The witch called Constance stood in the reception hall. A cold wind was blowing from nowhere, and the shadows were too dark. Four men were tying nooses and throwing the ropes over the supporting beam above them. They paid the witch no attention as they worked, and though their mouths were smiling, their eyes were puzzled and confused.
The first man to finish took a chair from beside the wall and positioned it carefully under the noose he’d arranged. He stood on the chair, slipped the noose around his neck, and then waited patiently while the others did the same. Finally all four men were standing on chairs with nooses around their necks. They pulled the nooses tight, and without looking at each other, one by one they stepped off the chairs. They hung unmoving from the roof beam, slowly strangling. Their hands hung freely at their sides as they choked.

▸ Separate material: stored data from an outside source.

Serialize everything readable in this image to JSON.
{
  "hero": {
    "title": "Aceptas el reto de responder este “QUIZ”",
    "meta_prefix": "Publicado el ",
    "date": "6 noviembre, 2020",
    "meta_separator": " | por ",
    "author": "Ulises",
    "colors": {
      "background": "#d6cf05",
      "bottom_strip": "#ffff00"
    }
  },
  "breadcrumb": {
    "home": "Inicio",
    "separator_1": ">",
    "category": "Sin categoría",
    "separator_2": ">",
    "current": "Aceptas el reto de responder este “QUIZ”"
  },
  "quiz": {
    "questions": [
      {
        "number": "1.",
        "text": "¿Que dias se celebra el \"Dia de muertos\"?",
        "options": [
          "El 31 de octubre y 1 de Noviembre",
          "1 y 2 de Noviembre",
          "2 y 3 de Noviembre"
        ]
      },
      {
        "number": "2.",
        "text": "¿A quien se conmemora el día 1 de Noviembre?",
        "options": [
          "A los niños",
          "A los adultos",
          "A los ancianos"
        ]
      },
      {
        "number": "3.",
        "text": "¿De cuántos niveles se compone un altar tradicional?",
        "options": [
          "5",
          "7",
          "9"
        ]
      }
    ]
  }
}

Constance stepped around them, giving their twitching feet a wide berth, and ran into the main corridor that led off from the reception hall. A guard was hacking a trader to pieces as he tried to crawl away. A lengthy trail of blood on the corridor floor showed how long the trader had been crawling. Neither the guard nor the trader noticed Constance at all. She walked on through the fort, and everywhere she went it was the same: scenes of madness and murder and grotesque suicide. One man sat in a corner and stabbed himself repeatedly in the gut until his arm became too weak to wield the knife. A woman drowned her two children in a hip bath, and then sat them both in her lap and sang them lullabies. Two men duelled fiercely with axes, hacking at each other again and again with no thought of defending themselves. They gave and took terrible wounds, but would not fall. Blood flew in the freezing air and steamed in wide puddles on the floor. All through the fort it was the same; men, women, and children died horribly for no reason that Constance could see or understand. Their eyes were not sane. It was very cold in the fort, and darkness gathered around the shrinking pools of light.